El viaje se convirtió en una experiencia beneficiosa para Álvarez. Aparte de conseguir beneficios económicos inmediatos, este comienzo de aventura y camaradería le iba a ser muy útil durante toda su vida ya que la familia Robidoux, compuesta por nueve hermanos representaba un papel muy influyente en el comercio de pieles en el Sudoeste de los Estados Unidos y siguió haciendo tratos con Álvarez durante muchos años. Tras la llegada del grupo a Taos, a finales de noviembre de 1824, a Álvarez lo contrató Francisco Robidoux, hermano de Louis y Esadore, y al año siguiente se vio involucrado en el embargo por parte de México de la mercancía de su patrón. Robidoux y Álvarez resolvieron el problema pagando al oficial mexicano una cantidad de dinero aparentemente adeudada de antes8.

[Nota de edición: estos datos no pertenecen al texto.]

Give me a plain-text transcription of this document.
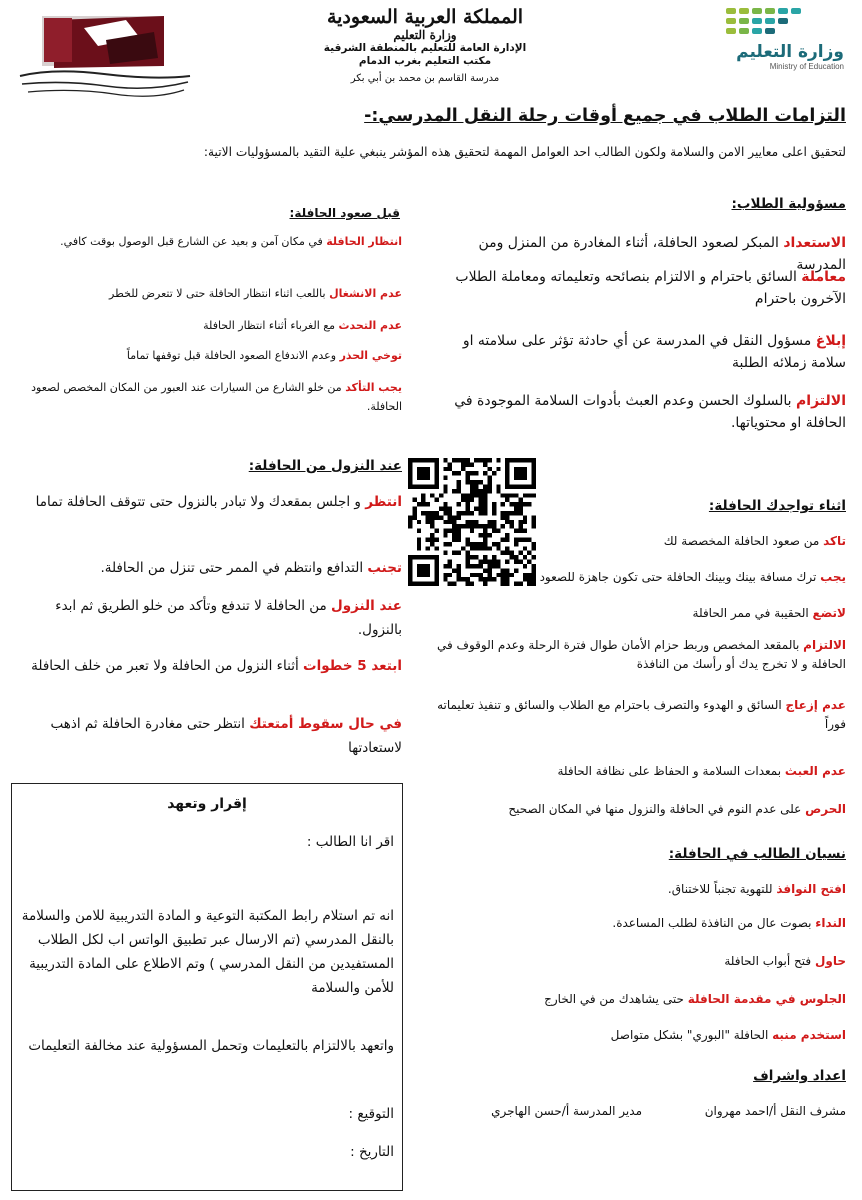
وزارة التعليم
Ministry of Education
المملكة العربية السعودية
وزارة التعليم
الإدارة العامة للتعليم بالمنطقة الشرقية
مكتب التعليم بغرب الدمام
مدرسة القاسم بن محمد بن أبي بكر
التزامات الطلاب في جميع أوقات رحلة النقل المدرسي:-
لتحقيق اعلى معايير الامن والسلامة ولكون الطالب احد العوامل المهمة لتحقيق هذه المؤشر ينبغي علية التقيد بالمسؤوليات الاتية:
مسؤولية الطلاب:
الاستعداد المبكر لصعود الحافلة، أثناء المغادرة من المنزل ومن المدرسة
معاملة السائق باحترام و الالتزام بنصائحه وتعليماته ومعاملة الطلاب الآخرون باحترام
إبلاغ مسؤول النقل في المدرسة عن أي حادثة تؤثر على سلامته او سلامة زملائه الطلبة
الالتزام بالسلوك الحسن وعدم العبث بأدوات السلامة الموجودة في الحافلة او محتوياتها.
اثناء تواجدك الحافلة:
تاكد من صعود الحافلة المخصصة لك
يجب ترك مسافة بينك وبينك الحافلة حتى تكون جاهزة للصعود
لاتضع الحقيبة في ممر الحافلة
الالتزام بالمقعد المخصص وربط حزام الأمان طوال فترة الرحلة وعدم الوقوف في الحافلة و لا تخرج يدك أو رأسك من النافذة
عدم إزعاج السائق و الهدوء والتصرف باحترام مع الطلاب والسائق و تنفيذ تعليماته فوراً
عدم العبث بمعدات السلامة و الحفاظ على نظافة الحافلة
الحرص على عدم النوم في الحافلة والنزول منها في المكان الصحيح
نسيان الطالب في الحافلة:
افتح النوافذ للتهوية تجنباً للاختناق.
النداء بصوت عال من النافذة لطلب المساعدة.
حاول فتح أبواب الحافلة
الجلوس في مقدمة الحافلة حتى يشاهدك من في الخارج
استخدم منبه الحافلة "البوري" بشكل متواصل
اعداد واشراف
مشرف النقل أ/احمد مهروان
مدير المدرسة أ/حسن الهاجري
قبل صعود الحافلة:
انتظار الحافلة في مكان آمن و بعيد عن الشارع قبل الوصول بوقت كافي.
عدم الانشغال باللعب اثناء انتظار الحافلة حتى لا تتعرض للخطر
عدم التحدث مع الغرباء أثناء انتظار الحافلة
توخي الحذر وعدم الاندفاع الصعود الحافلة قبل توقفها تماماً
يجب التأكد من خلو الشارع من السيارات عند العبور من المكان المخصص لصعود الحافلة.
عند النزول من الحافلة:
انتظر و اجلس بمقعدك ولا تبادر بالنزول حتى تتوقف الحافلة تماما
تجنب التدافع وانتظم في الممر حتى تنزل من الحافلة.
عند النزول من الحافلة لا تندفع وتأكد من خلو الطريق ثم ابدء بالنزول.
ابتعد 5 خطوات أثناء النزول من الحافلة ولا تعبر من خلف الحافلة
في حال سقوط أمتعتك انتظر حتى مغادرة الحافلة ثم اذهب لاستعادتها
إقرار وتعهد
اقر انا الطالب :
انه تم استلام رابط المكتبة التوعية و المادة التدريبية للامن والسلامة بالنقل المدرسي (تم الارسال عبر تطبيق الواتس اب لكل الطلاب المستفيدين من النقل المدرسي ) وتم الاطلاع على المادة التدريبية للأمن والسلامة
واتعهد بالالتزام بالتعليمات وتحمل المسؤولية عند مخالفة التعليمات
التوقيع :
التاريخ :
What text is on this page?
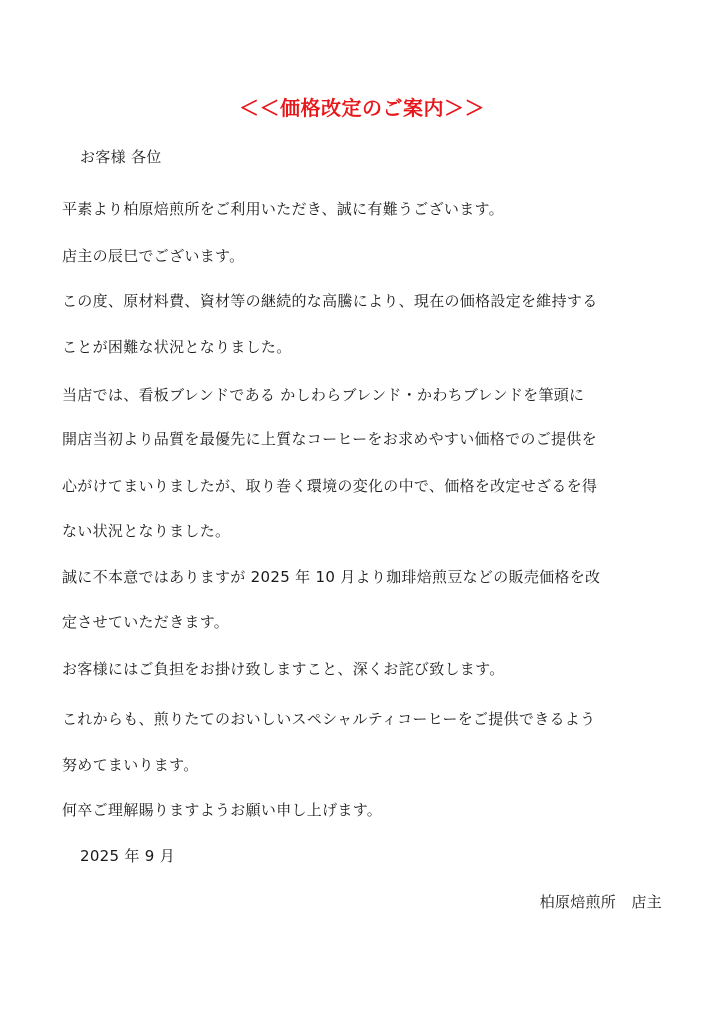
＜＜価格改定のご案内＞＞
お客様 各位
平素より柏原焙煎所をご利用いただき、誠に有難うございます。
店主の辰巳でございます。
この度、原材料費、資材等の継続的な高騰により、現在の価格設定を維持する
ことが困難な状況となりました。
当店では、看板ブレンドである かしわらブレンド・かわちブレンドを筆頭に
開店当初より品質を最優先に上質なコーヒーをお求めやすい価格でのご提供を
心がけてまいりましたが、取り巻く環境の変化の中で、価格を改定せざるを得
ない状況となりました。
誠に不本意ではありますが 2025 年 10 月より珈琲焙煎豆などの販売価格を改
定させていただきます。
お客様にはご負担をお掛け致しますこと、深くお詫び致します。
これからも、煎りたてのおいしいスペシャルティコーヒーをご提供できるよう
努めてまいります。
何卒ご理解賜りますようお願い申し上げます。
2025 年 9 月
柏原焙煎所　店主
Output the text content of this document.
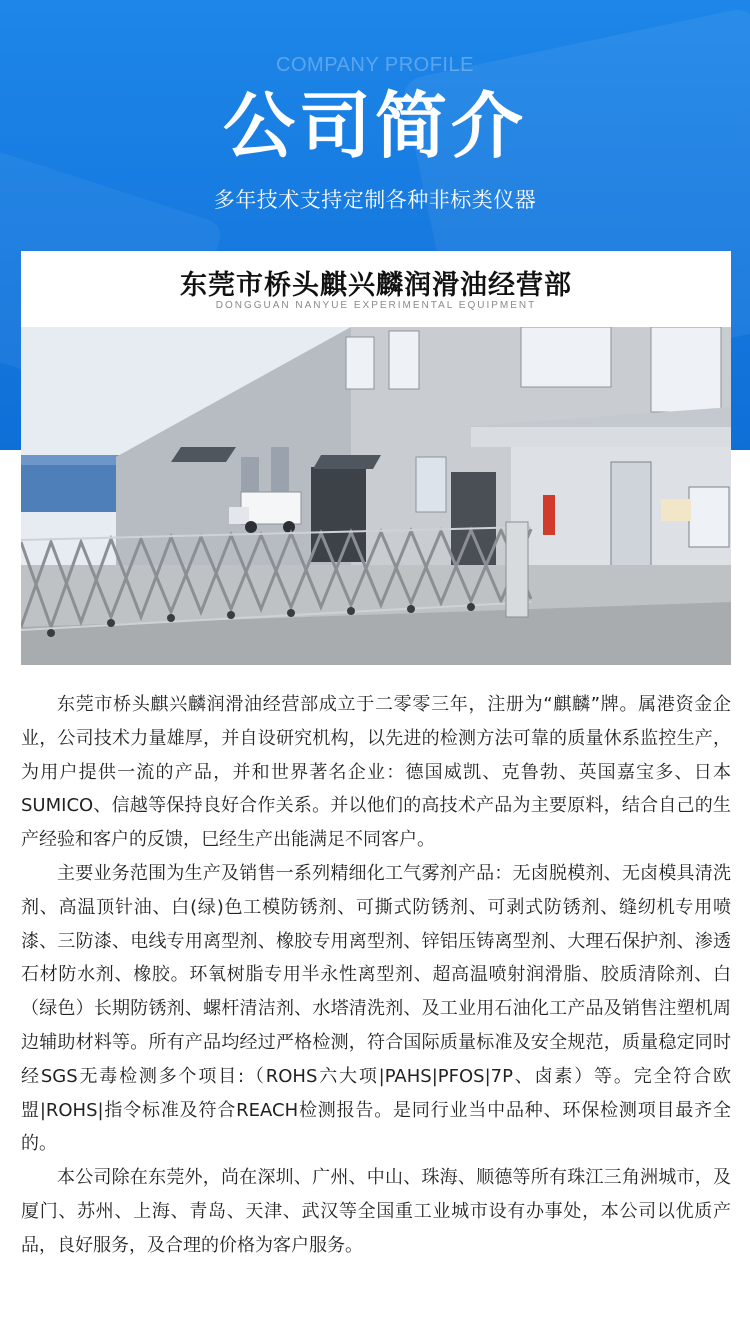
COMPANY PROFILE
公司简介
多年技术支持定制各种非标类仪器
东莞市桥头麒兴麟润滑油经营部
DONGGUAN NANYUE EXPERIMENTAL EQUIPMENT

东莞市桥头麒兴麟润滑油经营部成立于二零零三年，注册为“麒麟”牌。属港资金企业，公司技术力量雄厚，并自设研究机构，以先进的检测方法可靠的质量休系监控生产，为用户提供一流的产品，并和世界著名企业：德国威凯、克鲁勃、英国嘉宝多、日本SUMICO、信越等保持良好合作关系。并以他们的高技术产品为主要原料，结合自己的生产经验和客户的反馈，巳经生产出能满足不同客户。

主要业务范围为生产及销售一系列精细化工气雾剂产品：无卤脱模剂、无卤模具清洗剂、高温顶针油、白(绿)色工模防锈剂、可撕式防锈剂、可剥式防锈剂、缝纫机专用喷漆、三防漆、电线专用离型剂、橡胶专用离型剂、锌铝压铸离型剂、大理石保护剂、渗透石材防水剂、橡胶。环氧树脂专用半永性离型剂、超高温喷射润滑脂、胶质清除剂、白（绿色）长期防锈剂、螺杆清洁剂、水塔清洗剂、及工业用石油化工产品及销售注塑机周边辅助材料等。所有产品均经过严格检测，符合国际质量标准及安全规范，质量稳定同时经SGS无毒检测多个项目:（ROHS六大项|PAHS|PFOS|7P、卤素）等。完全符合欧盟|ROHS|指令标准及符合REACH检测报告。是同行业当中品种、环保检测项目最齐全的。

本公司除在东莞外，尚在深圳、广州、中山、珠海、顺德等所有珠江三角洲城市，及厦门、苏州、上海、青岛、天津、武汉等全国重工业城市设有办事处，本公司以优质产品，良好服务，及合理的价格为客户服务。
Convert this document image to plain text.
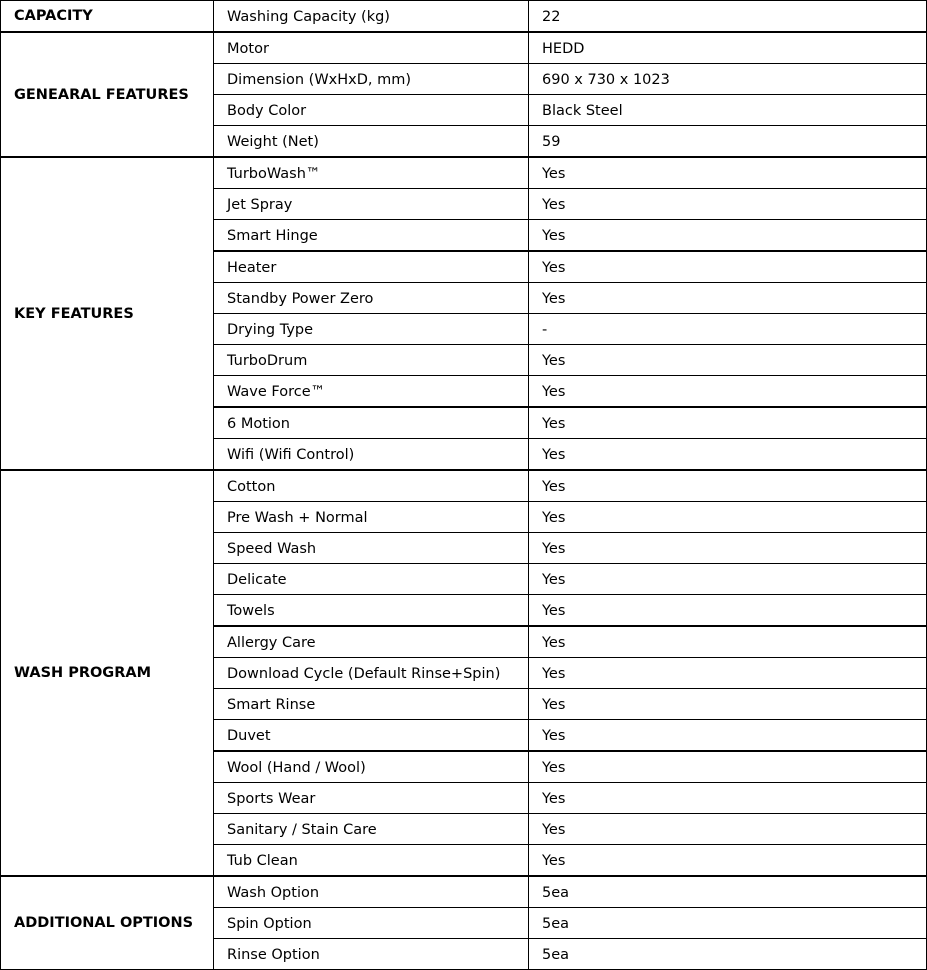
CAPACITY	Washing Capacity (kg)	22
GENEARAL FEATURES	Motor	HEDD
	Dimension (WxHxD, mm)	690 x 730 x 1023
	Body Color	Black Steel
	Weight (Net)	59
KEY FEATURES	TurboWash™	Yes
	Jet Spray	Yes
	Smart Hinge	Yes
	Heater	Yes
	Standby Power Zero	Yes
	Drying Type	-
	TurboDrum	Yes
	Wave Force™	Yes
	6 Motion	Yes
	Wifi (Wifi Control)	Yes
WASH PROGRAM	Cotton	Yes
	Pre Wash + Normal	Yes
	Speed Wash	Yes
	Delicate	Yes
	Towels	Yes
	Allergy Care	Yes
	Download Cycle (Default Rinse+Spin)	Yes
	Smart Rinse	Yes
	Duvet	Yes
	Wool (Hand / Wool)	Yes
	Sports Wear	Yes
	Sanitary / Stain Care	Yes
	Tub Clean	Yes
ADDITIONAL OPTIONS	Wash Option	5ea
	Spin Option	5ea
	Rinse Option	5ea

El español solicitó inmediatamente la nacionalidad mexicana pero se le negó por los documentos que el gobernador McNair había redactado en los que Álvarez aparecía como ciudadano estadounidense. Mientras esperaba que se aclarara este asunto, Álvarez comenzó a explorar la zona alrededor de su nuevo hogar adoptivo. Algo acerca de Santa Fe, la ciudad fronteriza atrajo su atención. Es posible que la topografía y el clima le recordaran a su León de origen. Santa Fe se encuentra a 7.000 pies sobre el nivel del mar al pie de las montañas de Santa Fe o Sangre de Cristo que alcanzan una altitud por encima de los 3.676 metros. El río Santa Fe, en realidad, un arroyo, así como algunos manantiales locales, proporcionaban suficiente agua. En el reguero había sabrosas truchas, pez que a Álvarez le era familiar por el arroyo del mismo caudal que discurría por su pueblo natal de Abelgas. Robustos álamos y bosques alpinos dejaban paso gradualmente a coníferas más bajas que crecieron en la ciudad antes de que fueran utilizados como lumbre. También crecían robles y olmos alrededor del arroyo.